Durch die ersten 100, 150 Seiten musste ich mich zwar nicht quälen, aber doch überwinden, weiterzulesen. So nach und nach lernte ich sie alle besser kennen, nicht nur die beiden Marshalls, ein wenig auch ihr Umfeld in der genau richtigen Dosis.

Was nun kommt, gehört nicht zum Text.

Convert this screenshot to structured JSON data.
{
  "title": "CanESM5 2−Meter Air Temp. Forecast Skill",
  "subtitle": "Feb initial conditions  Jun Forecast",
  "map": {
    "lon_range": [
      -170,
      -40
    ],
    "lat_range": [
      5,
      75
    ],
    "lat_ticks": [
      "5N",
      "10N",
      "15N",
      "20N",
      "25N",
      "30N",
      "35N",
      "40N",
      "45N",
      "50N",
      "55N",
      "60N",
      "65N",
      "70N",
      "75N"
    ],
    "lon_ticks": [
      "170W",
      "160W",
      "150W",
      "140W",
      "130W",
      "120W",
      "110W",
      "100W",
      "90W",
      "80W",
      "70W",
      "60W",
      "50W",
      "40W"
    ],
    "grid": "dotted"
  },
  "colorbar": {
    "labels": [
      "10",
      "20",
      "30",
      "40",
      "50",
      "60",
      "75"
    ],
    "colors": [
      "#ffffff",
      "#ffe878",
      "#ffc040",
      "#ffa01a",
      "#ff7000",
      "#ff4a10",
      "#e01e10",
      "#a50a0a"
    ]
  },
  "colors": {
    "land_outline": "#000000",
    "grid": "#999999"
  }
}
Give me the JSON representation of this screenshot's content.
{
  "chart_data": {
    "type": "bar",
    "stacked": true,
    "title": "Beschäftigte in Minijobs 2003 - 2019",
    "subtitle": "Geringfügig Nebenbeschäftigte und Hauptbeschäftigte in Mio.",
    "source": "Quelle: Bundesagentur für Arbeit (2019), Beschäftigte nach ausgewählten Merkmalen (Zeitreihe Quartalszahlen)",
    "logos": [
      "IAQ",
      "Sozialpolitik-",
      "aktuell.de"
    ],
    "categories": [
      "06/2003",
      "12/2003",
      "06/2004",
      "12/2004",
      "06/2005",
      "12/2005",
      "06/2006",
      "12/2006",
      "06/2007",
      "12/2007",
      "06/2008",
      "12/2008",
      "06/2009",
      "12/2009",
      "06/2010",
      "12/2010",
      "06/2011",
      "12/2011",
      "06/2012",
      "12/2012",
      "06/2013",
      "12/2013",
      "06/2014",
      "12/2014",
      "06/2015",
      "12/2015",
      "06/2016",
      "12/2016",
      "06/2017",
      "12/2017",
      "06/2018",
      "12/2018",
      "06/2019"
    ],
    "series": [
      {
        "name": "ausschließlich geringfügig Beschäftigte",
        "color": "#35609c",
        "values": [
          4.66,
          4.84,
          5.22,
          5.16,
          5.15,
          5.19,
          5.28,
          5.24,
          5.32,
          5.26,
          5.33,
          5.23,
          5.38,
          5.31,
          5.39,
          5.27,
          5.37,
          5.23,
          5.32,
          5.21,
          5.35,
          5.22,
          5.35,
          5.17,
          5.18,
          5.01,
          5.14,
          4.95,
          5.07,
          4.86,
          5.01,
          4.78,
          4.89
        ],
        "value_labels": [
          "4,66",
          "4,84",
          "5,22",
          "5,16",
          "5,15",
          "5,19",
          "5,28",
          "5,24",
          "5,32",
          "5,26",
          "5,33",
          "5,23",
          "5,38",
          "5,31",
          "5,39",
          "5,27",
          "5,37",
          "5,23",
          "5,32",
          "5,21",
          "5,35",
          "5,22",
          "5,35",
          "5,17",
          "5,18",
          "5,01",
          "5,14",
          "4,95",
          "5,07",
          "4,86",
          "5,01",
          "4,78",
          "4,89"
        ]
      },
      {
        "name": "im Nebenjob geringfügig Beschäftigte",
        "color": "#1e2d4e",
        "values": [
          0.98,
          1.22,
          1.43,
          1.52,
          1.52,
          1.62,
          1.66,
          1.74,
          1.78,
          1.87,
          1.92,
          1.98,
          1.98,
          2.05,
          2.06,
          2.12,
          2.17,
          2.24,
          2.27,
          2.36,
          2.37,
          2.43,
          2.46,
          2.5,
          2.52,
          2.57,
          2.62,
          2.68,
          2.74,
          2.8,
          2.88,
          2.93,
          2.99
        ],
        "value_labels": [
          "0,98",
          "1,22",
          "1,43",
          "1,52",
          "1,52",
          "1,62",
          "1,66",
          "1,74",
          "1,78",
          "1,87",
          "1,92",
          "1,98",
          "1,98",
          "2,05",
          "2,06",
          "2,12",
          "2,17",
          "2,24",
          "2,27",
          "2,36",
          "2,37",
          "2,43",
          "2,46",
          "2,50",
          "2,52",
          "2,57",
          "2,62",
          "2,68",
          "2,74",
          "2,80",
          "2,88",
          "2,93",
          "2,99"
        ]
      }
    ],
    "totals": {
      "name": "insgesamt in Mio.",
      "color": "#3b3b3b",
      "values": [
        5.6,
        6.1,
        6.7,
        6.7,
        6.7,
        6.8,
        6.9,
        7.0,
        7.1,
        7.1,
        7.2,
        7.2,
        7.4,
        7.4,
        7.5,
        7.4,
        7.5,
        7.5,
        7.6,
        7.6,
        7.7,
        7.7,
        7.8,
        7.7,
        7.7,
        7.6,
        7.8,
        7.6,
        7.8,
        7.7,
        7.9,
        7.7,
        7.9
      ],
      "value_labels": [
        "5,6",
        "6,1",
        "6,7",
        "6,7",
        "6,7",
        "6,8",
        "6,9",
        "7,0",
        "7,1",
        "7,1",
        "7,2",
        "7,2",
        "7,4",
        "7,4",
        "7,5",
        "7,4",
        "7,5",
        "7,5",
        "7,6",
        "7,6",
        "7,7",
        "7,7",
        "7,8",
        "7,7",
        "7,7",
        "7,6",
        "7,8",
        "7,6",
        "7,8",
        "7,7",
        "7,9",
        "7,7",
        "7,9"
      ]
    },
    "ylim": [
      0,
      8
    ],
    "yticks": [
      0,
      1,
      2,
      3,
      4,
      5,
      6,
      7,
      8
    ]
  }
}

Die Charaktere waren gut gezeichnet, jeder hatte seine Eigenheiten, sodass ich sie mir gut vorstellen konnte und doch kam mir keiner der Personen nahe, sie alle hatten eine beinahe unnahbare Aura um sich, die ich nicht immer zu durchdringen vermochte.

Die beiden Erzählstränge haben auf den ersten Blick nichts miteinander zu tun, aber im Laufe der Ermittlungen nähern sie sich an, es kommt tief Verborgenes ans Licht, das für so manchen sehr unangenehme Folgen nach sich zieht. „Manchmal denken sie sich Lügen aus, um den Verdacht auf jemanden anderen zu lenken.“ Dieser Satz passt sich so manchem hier Agierenden perfekt an.

Karin Slaughter hat mir trotz des holprigen Einstiegs spannende Lesestunden beschert, es hat sich gelohnt, dran zu bleiben.